Economy

Key Predictions for Gold Prices in 2022

Key Predictions for Gold Prices in 2022

After gains nearing 25% in 2020, gold deviated from this trend in 2021, dropping by 5% due to several pressing factors, including the rapid recovery of the global economy, improved confidence following the discovery of vaccines, and investors' inclination towards risk in stock markets. Analysts and specialists had previously forecasted, in interviews with "Al Arabiya," that pressures on gold prices would continue throughout 2022, driven by radical changes in monetary policies from central banks and interest rate hikes, which diminish gold's attractiveness.

Reduced stimulus and rising interest rates are expected to push government bond yields higher, increasing the opportunity cost of holding gold, which does not yield returns. Global inflation levels acted as a deterrent to rising gold prices in 2021, with cash liquidity flowing into stock markets due to record highs, particularly in the technology sector. The 70% rise in gold prices between the third quarter of 2018 and the equivalent quarter of 2020 has put pressures on its future movements.

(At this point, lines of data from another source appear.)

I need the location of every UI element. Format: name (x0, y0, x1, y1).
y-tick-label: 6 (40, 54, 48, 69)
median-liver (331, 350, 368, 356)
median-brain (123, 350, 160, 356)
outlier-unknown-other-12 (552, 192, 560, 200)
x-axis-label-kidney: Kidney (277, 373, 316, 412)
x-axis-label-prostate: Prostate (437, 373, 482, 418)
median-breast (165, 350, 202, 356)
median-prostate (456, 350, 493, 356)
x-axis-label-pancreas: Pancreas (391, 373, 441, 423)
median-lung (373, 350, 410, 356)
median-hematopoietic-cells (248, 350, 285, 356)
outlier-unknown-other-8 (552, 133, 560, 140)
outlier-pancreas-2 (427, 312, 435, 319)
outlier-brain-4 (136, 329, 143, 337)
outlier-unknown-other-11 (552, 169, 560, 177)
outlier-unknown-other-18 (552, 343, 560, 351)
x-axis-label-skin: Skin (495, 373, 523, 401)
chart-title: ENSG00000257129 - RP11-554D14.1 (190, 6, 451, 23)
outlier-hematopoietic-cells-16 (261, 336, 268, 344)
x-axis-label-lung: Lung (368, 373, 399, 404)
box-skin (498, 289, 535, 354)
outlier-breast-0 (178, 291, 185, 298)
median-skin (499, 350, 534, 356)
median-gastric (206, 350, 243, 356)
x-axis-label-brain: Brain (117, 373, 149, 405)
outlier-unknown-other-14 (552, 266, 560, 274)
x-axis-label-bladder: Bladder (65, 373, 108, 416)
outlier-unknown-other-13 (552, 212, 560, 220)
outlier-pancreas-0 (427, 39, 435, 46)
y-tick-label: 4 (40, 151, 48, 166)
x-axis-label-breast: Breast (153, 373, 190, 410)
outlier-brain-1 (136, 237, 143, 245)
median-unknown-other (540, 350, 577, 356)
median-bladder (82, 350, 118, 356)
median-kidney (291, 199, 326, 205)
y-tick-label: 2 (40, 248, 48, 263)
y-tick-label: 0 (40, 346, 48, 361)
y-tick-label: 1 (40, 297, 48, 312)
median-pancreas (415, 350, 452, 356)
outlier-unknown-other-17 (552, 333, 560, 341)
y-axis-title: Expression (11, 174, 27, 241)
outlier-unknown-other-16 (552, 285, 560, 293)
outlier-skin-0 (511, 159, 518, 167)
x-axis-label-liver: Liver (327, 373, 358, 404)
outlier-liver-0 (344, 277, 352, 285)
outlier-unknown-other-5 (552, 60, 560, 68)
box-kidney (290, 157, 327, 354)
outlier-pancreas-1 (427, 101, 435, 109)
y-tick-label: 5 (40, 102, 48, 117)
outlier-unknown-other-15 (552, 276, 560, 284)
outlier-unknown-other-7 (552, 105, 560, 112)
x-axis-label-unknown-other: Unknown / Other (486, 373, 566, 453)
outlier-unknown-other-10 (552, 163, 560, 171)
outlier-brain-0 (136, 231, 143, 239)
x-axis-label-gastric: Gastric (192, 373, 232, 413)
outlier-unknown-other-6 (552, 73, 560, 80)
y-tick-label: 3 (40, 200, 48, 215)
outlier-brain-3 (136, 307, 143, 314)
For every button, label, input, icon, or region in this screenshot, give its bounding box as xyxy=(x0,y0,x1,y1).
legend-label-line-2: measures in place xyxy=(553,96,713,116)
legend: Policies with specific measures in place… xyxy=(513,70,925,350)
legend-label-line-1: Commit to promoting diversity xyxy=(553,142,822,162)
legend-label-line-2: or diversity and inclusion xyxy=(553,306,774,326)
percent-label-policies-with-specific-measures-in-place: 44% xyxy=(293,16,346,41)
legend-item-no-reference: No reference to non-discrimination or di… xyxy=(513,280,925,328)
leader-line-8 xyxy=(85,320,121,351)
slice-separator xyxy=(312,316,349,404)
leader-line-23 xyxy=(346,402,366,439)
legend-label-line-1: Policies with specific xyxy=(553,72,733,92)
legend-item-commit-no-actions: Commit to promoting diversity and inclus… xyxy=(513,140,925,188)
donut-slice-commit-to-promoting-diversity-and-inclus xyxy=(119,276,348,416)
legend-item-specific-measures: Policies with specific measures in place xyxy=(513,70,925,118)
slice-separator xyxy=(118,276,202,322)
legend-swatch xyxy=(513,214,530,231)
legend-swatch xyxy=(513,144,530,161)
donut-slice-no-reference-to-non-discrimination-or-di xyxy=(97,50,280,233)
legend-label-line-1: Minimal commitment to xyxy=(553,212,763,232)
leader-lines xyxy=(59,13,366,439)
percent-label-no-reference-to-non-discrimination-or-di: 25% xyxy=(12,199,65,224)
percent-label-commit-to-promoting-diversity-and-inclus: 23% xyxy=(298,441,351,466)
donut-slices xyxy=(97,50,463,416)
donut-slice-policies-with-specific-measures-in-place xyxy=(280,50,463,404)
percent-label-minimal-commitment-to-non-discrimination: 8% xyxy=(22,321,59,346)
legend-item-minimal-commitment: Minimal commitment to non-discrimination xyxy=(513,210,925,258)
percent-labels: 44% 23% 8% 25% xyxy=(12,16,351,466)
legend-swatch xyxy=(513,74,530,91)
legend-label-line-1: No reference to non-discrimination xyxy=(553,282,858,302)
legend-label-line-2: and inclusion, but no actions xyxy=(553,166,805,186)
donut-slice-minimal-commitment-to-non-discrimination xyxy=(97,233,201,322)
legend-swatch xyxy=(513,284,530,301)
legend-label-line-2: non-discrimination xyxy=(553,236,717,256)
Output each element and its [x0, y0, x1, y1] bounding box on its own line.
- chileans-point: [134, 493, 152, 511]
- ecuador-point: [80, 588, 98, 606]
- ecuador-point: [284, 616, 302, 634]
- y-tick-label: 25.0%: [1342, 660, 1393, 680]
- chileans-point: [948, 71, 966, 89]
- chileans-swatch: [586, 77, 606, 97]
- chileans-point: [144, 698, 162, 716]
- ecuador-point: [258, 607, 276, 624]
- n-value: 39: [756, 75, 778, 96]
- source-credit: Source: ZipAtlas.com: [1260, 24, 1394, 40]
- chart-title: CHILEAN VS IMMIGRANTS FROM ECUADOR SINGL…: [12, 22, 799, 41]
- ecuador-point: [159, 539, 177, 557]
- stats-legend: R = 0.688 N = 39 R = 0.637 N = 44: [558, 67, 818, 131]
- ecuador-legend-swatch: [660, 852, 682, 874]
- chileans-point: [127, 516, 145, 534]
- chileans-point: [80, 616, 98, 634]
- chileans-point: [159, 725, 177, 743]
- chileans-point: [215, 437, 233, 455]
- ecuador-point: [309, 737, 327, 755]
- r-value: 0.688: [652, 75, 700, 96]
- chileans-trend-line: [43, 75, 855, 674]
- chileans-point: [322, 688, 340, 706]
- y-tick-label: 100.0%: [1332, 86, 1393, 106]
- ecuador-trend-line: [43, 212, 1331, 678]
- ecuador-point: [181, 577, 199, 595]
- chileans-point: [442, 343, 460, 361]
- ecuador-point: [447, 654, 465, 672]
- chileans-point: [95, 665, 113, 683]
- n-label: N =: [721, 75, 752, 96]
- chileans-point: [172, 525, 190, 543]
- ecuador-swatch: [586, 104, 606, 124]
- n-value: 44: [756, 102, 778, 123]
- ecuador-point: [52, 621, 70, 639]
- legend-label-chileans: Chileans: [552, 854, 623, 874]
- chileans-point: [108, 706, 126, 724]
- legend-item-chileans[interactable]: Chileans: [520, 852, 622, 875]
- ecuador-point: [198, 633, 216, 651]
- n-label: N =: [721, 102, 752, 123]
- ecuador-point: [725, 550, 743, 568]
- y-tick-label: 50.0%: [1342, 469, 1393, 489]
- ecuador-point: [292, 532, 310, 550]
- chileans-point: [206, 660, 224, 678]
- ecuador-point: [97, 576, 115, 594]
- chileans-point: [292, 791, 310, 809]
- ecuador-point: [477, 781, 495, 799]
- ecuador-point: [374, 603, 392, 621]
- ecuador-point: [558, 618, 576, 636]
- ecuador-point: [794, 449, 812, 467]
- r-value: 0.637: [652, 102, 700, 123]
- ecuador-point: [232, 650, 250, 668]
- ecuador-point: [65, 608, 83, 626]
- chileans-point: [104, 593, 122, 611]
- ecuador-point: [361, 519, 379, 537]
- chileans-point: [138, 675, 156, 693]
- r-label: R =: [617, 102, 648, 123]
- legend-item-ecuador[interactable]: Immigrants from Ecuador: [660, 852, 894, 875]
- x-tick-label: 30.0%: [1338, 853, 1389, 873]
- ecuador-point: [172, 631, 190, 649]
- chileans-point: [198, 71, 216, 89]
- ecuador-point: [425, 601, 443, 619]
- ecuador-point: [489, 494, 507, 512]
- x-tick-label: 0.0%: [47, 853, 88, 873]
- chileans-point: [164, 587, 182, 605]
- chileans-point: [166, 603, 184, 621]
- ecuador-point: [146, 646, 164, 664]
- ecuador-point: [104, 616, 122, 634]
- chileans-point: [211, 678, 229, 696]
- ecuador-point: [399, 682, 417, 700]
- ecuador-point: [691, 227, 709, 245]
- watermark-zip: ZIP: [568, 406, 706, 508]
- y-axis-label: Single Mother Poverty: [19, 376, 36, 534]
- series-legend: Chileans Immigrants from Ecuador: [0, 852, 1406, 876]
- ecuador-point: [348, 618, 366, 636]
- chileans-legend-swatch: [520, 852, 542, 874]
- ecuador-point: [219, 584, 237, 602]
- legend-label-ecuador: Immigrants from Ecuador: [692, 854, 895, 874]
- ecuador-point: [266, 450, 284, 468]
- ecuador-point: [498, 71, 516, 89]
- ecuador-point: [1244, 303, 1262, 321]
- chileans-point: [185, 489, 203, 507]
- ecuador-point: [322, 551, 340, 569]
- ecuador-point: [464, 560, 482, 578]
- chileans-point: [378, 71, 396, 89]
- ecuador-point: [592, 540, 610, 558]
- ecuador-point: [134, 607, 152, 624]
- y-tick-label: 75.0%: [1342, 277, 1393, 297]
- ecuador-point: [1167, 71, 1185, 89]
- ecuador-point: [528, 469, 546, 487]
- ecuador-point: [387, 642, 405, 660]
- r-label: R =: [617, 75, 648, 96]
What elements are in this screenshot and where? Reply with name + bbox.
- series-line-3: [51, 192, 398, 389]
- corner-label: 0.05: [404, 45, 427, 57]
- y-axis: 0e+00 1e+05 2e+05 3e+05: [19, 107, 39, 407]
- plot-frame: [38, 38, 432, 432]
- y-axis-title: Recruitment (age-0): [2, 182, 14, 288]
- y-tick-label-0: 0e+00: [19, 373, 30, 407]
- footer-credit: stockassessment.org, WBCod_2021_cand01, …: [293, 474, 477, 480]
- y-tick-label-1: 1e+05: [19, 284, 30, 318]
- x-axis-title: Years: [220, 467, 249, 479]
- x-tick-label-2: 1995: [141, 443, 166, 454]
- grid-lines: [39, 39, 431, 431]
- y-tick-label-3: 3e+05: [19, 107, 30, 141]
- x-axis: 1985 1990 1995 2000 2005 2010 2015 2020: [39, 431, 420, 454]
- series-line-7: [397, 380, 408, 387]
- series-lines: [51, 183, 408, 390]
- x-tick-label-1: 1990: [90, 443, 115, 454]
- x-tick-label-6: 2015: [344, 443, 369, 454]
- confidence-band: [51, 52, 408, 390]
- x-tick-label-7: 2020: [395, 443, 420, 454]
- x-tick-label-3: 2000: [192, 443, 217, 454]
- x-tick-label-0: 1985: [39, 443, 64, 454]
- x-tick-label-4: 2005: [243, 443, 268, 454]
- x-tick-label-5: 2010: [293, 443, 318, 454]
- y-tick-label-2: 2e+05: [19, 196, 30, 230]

Analysts' predictions for gold prices in the new year are somewhat disappointing. The Dutch investment bank "ABN Amro" has forecast a decline in gold prices by 16% in 2022, while Deutsche Bank went further, predicting a drop in prices to $1,500 per ounce in the new year, followed by a decrease to $1,300 in 2023.

**Favorable Position**

According to Habib Akiki, Chief Market Strategist at Tradepedia, gold was in a very favorable position for a rise this year. Despite a positive outlook for the first half of the year, it ended with sideways trading rather than an upward trend. Akiki predicts that the precious metal will continue to move sideways throughout 2022, as central banks are tightening, which is not favorable for gold, and we may see some price declines.

**Main Driver**

Nour El-Din Mohamed, CEO of Target Investment, considers the main driver for gold's rise in the current phase and in 2022 to be ongoing inflationary pressures. He predicts that gold could reach $2,000 per ounce in high estimates. He highlighted that ongoing inflationary pressures demonstrate the need for interest rate hikes, which are expected to rise in the new year, reaching 1% in the United States. However, he cautioned that real interest rates might remain negative or close to zero, which positively impacts gold, mentioning that holdings in traded funds have started to show a positive trajectory after a negative trend since last July.

**Severe Pressure**

Raed Al-Khudr, Head of Research at Equiti Group, anticipates that gold will face severe pressure from tightening monetary policies, leading to a decline in the yellow metal. He stated that the increases seen in gold are inflation-driven, amid lower cash flows into gold-traded funds, predicting that the ounce may drop below $1,750 in the first two months of the upcoming year.

**Best Means of Protection**

Ammar Shata, founder of Al-Khabeer Financial Company, asserted that gold has traditionally been the best means of protection against turmoil, serving as a safe haven amid market fluctuations. He added that hedging with gold should not exceed 5% to 8% of the investment portfolio, and the same should apply to silver. He clarified that while gold is not the best hedge against inflation, it is better suited for protection and caution against political disturbances.